Franco de la Torre

Personal information
- Full name: Rey Franco Miguel Bautro de la Torre
- Date of birth: November 20, 1996 (age 29)
- Place of birth: Cagayan de Oro, Philippines
- Position: Full-back; midfielder;

Team information
- Current team: Mendiola 1991
- Number: 12

College career
- Years: Team / Apps / (Gls)
- 0000–2016: San Beda University

Senior career*
- Years: Team / Apps / (Gls)
- 2017: Davao Aguilas / 2 / (0)
- 2017–2018: Meralco Manila / 4 / (0)
- 2018–2019: JPV Marikina / 1 / (1)
- 2019–: Mendiola 1991 / 27 / (1)

International career^{‡}
- 2017: Philippines U23 / 1 / (0)

= Franco de la Torre =

Filipino footballer

Rey Franco Miguel Bautro de la Torre (born 20 November 1996) is a Filipino professional footballer who plays as a full-back or midfielder for Mendiola 1991 of the Philippines Football League.
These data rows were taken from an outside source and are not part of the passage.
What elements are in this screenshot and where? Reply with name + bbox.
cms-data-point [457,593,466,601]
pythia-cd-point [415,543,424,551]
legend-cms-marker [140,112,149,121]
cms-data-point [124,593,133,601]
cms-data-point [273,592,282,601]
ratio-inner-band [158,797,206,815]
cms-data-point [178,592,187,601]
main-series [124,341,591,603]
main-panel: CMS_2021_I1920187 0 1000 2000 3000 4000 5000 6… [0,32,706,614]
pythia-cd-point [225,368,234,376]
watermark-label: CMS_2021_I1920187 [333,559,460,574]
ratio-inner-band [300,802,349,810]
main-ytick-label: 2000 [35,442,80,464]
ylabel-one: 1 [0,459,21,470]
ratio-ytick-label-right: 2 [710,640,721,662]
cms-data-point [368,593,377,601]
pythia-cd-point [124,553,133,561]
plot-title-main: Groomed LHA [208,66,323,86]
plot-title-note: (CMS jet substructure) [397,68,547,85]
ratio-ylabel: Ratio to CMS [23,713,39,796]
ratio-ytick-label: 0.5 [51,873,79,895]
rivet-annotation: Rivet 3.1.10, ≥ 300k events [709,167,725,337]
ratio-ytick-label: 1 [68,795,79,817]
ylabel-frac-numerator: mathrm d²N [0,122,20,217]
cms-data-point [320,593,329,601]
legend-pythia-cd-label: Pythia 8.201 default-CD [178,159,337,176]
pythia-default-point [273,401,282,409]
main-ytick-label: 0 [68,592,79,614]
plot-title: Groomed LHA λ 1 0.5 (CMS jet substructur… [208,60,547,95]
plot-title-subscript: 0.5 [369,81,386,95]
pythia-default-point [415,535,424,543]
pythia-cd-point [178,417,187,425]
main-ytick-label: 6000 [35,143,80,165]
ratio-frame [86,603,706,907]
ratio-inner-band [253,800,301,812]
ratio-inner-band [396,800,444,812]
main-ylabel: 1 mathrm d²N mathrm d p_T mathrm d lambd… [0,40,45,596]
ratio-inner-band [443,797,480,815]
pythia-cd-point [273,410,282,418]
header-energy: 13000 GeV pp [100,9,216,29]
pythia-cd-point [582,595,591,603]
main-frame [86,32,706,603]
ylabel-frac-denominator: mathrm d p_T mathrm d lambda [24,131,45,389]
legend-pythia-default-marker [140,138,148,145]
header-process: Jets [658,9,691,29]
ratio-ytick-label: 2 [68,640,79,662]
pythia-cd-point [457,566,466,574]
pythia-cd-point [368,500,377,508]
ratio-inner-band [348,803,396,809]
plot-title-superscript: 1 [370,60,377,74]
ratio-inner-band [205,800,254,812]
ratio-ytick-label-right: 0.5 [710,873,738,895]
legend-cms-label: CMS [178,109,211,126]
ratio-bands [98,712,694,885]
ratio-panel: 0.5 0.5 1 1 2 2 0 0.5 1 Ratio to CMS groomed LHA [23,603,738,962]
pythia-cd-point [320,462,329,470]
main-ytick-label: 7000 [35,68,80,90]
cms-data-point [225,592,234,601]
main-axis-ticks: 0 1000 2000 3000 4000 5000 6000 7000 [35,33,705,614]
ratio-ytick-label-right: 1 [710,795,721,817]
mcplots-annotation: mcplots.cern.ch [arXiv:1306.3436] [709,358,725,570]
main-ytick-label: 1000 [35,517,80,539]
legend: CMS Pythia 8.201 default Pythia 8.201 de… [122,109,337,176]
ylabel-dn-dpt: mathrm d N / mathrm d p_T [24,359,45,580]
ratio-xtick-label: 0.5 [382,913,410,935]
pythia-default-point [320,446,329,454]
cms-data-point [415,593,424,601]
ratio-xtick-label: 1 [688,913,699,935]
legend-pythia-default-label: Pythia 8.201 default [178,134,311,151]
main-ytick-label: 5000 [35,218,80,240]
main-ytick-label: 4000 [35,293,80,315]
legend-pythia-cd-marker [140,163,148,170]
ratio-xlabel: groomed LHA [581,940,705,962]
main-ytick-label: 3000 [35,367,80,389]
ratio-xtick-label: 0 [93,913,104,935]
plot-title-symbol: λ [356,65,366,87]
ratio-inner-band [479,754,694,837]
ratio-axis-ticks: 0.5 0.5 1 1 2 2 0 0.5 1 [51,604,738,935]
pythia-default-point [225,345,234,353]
==Youth and college career==
De La Torre was born in Cagayan de Oro, in the province of Misamis Oriental. He played his college football for the Red Lions of San Beda University.

==Club career==
===First professional contract===
He signed his first professional contract with Davao Aguilas, a newly formed club of the Philippines Football League, and was part of the team along with several other San Beda teammates due to the owner, Jefferson Cheng's proximity with the U22 national team. He played half the season before transferring to league leaders Meralco Manila, where he would end up finishing third overall.

===Mendiola 1991===
After playing the 2018 season with JPV Marikina, he returned to his roots by playing football for another newly formed club, Mendiola 1991, which was a largely San Beda-based club with Red Lions alumni. In 2022, he was made 2nd captain of the club behind Jim Ashley Flores.

==International career==
===Philippines U23===
In March 2017, after graduating from San Beda, he was named as part of the Philippines' U23 team, first participating in a training camp in Bahrain. He was named in the initial lineup for the 2017 SEA Games, but was cut from the roster.

He would go on to make his first and only appearance for the U22 team in the 2018 AFC U-23 Championship Qualifiers, coming off the bench for Troy Limbo in a 2–0 loss to China.